How would they acquire their first 10, 50, and 100 customers

  • First 10: Founder-led pilots with teams building AI agents: run short hands-on engagements that uncover a few high‑impact, reproducible hijacks, deliver remediation steps, and convert pilots into references Casco site founder note.
  • First 50: Publish technical write‑ups and reproducible tests; ship low‑friction CI/Slack/GitHub integrations so engineers can run checks with minimal onboarding; co‑sell/white‑label through nimble security consultancies as a faster alternative to manual pentests Casco site.
  • First 100: Move upmarket with compliance‑oriented pilots (audit‑ready evidence and remediation playbooks for SOC 2/NIST), formalize MSSP/platform partnerships to reach infosec buyers, and run targeted ABM into risk/compliance leaders using early customer references YC profile third‑party writeup.

What is the rough total addressable market

Top-down context:

Casco straddles AI‑security and pentesting.
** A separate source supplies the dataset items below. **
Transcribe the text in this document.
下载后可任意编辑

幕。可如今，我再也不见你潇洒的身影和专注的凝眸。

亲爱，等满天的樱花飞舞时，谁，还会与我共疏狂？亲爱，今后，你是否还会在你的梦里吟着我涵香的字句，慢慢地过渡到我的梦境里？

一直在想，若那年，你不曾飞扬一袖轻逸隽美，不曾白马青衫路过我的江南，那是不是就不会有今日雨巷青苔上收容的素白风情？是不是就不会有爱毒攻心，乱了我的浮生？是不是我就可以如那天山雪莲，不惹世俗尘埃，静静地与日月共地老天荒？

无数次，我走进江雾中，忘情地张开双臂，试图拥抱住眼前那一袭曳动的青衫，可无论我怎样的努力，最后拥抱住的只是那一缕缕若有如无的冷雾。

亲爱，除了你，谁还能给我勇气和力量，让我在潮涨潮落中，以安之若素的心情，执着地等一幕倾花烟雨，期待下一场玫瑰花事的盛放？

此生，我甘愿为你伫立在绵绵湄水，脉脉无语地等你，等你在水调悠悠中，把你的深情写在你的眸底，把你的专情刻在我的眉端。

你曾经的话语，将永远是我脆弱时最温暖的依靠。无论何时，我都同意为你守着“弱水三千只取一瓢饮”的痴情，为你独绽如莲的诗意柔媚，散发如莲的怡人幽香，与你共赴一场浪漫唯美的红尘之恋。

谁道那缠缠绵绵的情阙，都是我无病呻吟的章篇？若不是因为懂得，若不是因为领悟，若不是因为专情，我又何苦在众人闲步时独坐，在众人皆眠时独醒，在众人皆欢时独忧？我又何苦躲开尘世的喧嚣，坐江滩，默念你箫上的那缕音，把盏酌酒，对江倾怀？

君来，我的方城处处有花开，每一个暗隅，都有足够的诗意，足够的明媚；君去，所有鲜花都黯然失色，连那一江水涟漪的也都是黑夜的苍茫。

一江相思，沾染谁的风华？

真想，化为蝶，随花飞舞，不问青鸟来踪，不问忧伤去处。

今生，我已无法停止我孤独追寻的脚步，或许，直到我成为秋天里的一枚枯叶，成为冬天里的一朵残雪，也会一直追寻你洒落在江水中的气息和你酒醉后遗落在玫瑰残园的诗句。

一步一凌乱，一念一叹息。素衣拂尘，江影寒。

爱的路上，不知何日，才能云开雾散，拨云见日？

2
Public estimates peg AI in cybersecurity around ~$25.4B in 2024 Grand View and penetration testing at ~$2.4–2.7B in 2024 Fortune Business Insights. The wider security software/spend context is ~$95B/$193B in 2024, respectively Gartner.

Bottom-up calculation:

Illustrative SAM for Casco’s current product: assume ~35k orgs actively building or deploying GenAI apps in the next year, with a median annual AI‑app testing budget of ~$60k (mix of autonomous testing and lightweight red‑teaming). That implies roughly ~$2.1B in near‑term spend that a purpose‑built AI testing tool could address, expanding as adoption and per‑org budgets rise.

Assumptions:

  • Overlap exists between AI‑security and pentesting markets; top‑down figures are not additive.
  • Active GenAI adopters (tens of thousands globally) will allocate a discrete line item to testing/evals as incidents and compliance pressures grow YC profile.
  • Median per‑org testing budgets start modest (~$25k–$150k range) and expand with maturity and regulatory requirements.

Who are some of their notable competitors

  • Robust Intelligence: Automated AI stress testing and validation to uncover model and system failures before deployment; overlaps with Casco on automated adversarial testing for AI systems.
  • Protect AI: MLSecOps platform focused on securing AI/ML systems (scanning, risk management, and security tooling); competes for AI security budgets and assessments.
  • CalypsoAI: AI security platform for GenAI governance, assessments, and guardrails; offers evals/red‑teaming services that overlap with AI app testing.
  • Prompt Security: GenAI security platform with scanning and red‑team style tests for LLM apps; targets prompt injection and data exfiltration risks similar to Casco’s focus.
  • Synack: Pentesting-as-a-service and red teaming platform; not AI‑specific but competes for pentesting budgets and continuous testing programs that Casco aims to replace or augment.